Accel Technologies démonte les arguments de la Dsid
A l’appui de son recours, la société Accel Technologies a insisté sur deux moyens qu’elle avait déjà soulevés lors de la première saisine du Crd sur le même objet, relatifs aux marchés similaires et à l’écart énorme constaté entre son offre et celle de l’attributaire provisoire. La requérante s’est aussi appuyée sur de nouveaux moyens développés dans son dernier recours, axés sur les points suivants : le délai d’évaluation des offres et la validité des offres. En ce qui concerne les marchés similaires, la requérante rappelle qu’à la lecture des dispositions du Code des marchés publics, elle est bien d’accord que tout candidat doit justifier ses capacités techniques, juridiques (y compris les marchés similaires) requises pour exécuter un marché, en présentant les documents énumérés par le dossier d’appel d’offres (Dao). Toutefois, lesdits critères ne peuvent constituer, a priori, un motif de rejet de son offre. De ce fait, étant dans une logique de reprise de l’évaluation des offres, comme exigé par le Crd et en contestation des pièces fournies, il aurait été beaucoup plus judicieux que l’autorité contractante la saisisse pour qu’elle produise des attestations bien plus conformes et qu’elle a en sa possession.
Écart énorme de plus de 300 millions…
En examinant le litige, l’Armp considère que dans sa décision N°023/19/Armp/Cro/Oef du 13 février 2019, le Crd avait rappelé, que l’exigence d’une expérience spécifique dans le cadre d’un marché public permet à l’autorité contractante d’avoir la certitude que le candidat possède les aptitudes et qualifications professionnelles suffisantes pour exécuter le marché, de manière satisfaisante, en parfaite conformité avec les normes requises ; qu’en l’espèce, la consultation du site de IBM révèle qu’au Sénégal, 6 structures sont des revendeurs agrées de IBM dont Cfao Technologies et la société Accel Technologies, sous le nom commercial de Accel Solutions. Ainsi une analyse plus poussée du niveau d’agrément de la société Accel Technologies montre que est classée «IBM certified Specialist -Z, systemes technical Support V7, IBM Certified Specialist -Z -systèmes solutions Sales V8». Par conséquent, cet agrément IBM lui confère le pouvoir ainsi que les compétences et certifications requises, pour la commercialisation de logiciels IBM, leurs installations ainsi que la fourniture des différents services supports y afférents, notamment, à la maintenance logicielle. A cela s’ ajoute que dans cette même décision, le Crd avait, en plus, mis en avant l’argument économique et la bonne utilisation des deniers publics, principes fondamentaux de la commande publique, et dont l’application se justifie par l’écart de 342.823.449 F Cfa entre l’offre de la requérante et celle de l’attributaire provisoire.

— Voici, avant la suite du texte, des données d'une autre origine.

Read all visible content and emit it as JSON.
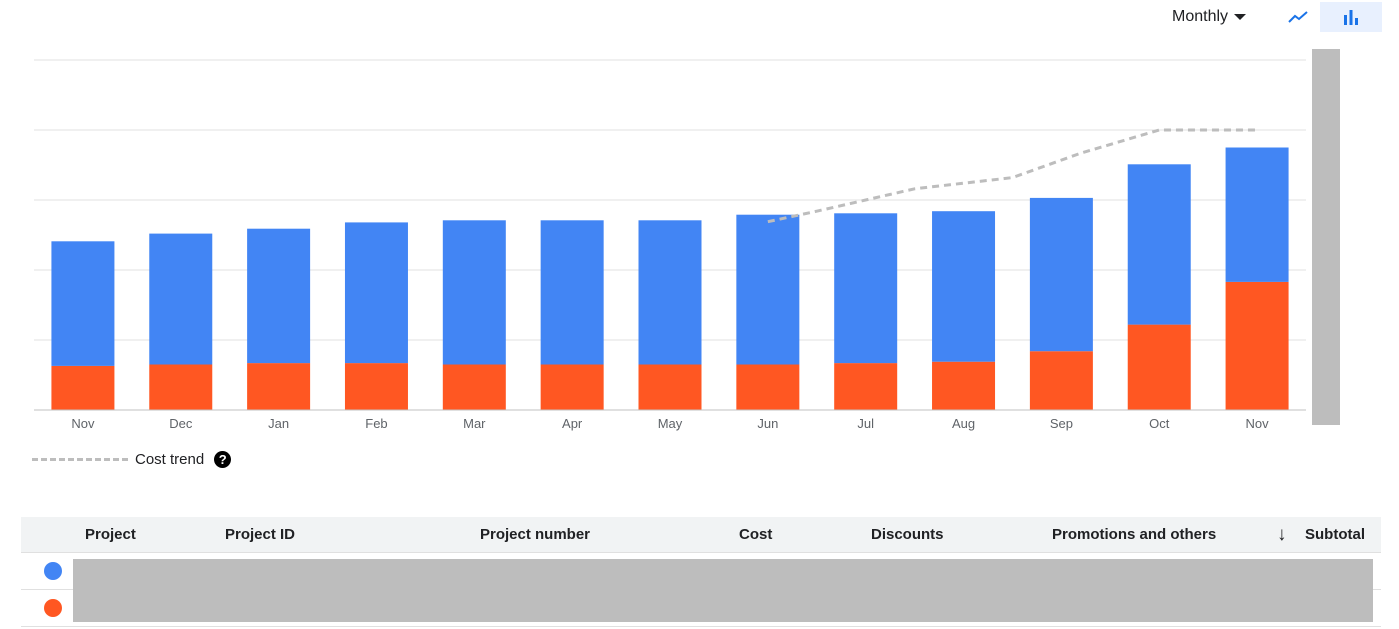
{
  "toolbar": {
    "period_label": "Monthly",
    "icons": [
      "line-chart-icon",
      "bar-chart-icon"
    ],
    "active_view": "bar"
  },
  "chart_data": {
    "type": "bar",
    "stacked": true,
    "categories": [
      "Nov",
      "Dec",
      "Jan",
      "Feb",
      "Mar",
      "Apr",
      "May",
      "Jun",
      "Jul",
      "Aug",
      "Sep",
      "Oct",
      "Nov"
    ],
    "series": [
      {
        "color": "#ff5722",
        "values": [
          0.63,
          0.65,
          0.67,
          0.67,
          0.65,
          0.65,
          0.65,
          0.65,
          0.67,
          0.69,
          0.84,
          1.22,
          1.83
        ]
      },
      {
        "color": "#4285f4",
        "values": [
          1.78,
          1.87,
          1.92,
          2.01,
          2.06,
          2.06,
          2.06,
          2.14,
          2.14,
          2.15,
          2.19,
          2.29,
          1.92
        ]
      }
    ],
    "trend": {
      "name": "Cost trend",
      "style": "dashed",
      "color": "#bdbdbd",
      "x": [
        7.5,
        8,
        9,
        10,
        10.7,
        11.5,
        12.5
      ],
      "y": [
        2.69,
        2.84,
        3.16,
        3.32,
        3.67,
        4.0,
        4.0
      ]
    },
    "ylim": [
      0,
      5
    ],
    "grid": true,
    "legend": "bottom-left"
  },
  "legend": {
    "trend_label": "Cost trend",
    "help_glyph": "?"
  },
  "table": {
    "sort_arrow": "↓",
    "columns": [
      "Project",
      "Project ID",
      "Project number",
      "Cost",
      "Discounts",
      "Promotions and others",
      "Subtotal"
    ],
    "rows": [
      {
        "color": "#4285f4"
      },
      {
        "color": "#ff5722"
      }
    ]
  }
}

Pour finir l’Armp souligne qu’à l’examen, il apparait que la Douane n’a pas suivi toutes les orientations contenues dans la décision susvisée et reprise ci-dessus, en se limitant juste à l’appropriation des motivations d’ordre règlementaire, en ce qui concerne les critères relatifs aux marchés similaires. Sur ce, l’Armp tente de repêcher la Dsid en l’autorisant à titre exceptionnel à solliciter de la part des candidats intéressés, la confirmation de leurs offres respectives, à travers une nouvelle lettre de soumission avant d’ordonner la reprise de l’évaluation des offres sur la base de la décision n°023/19/Armp/Crd/Def visée ci-dessus ainsi que la restitution de la consignation.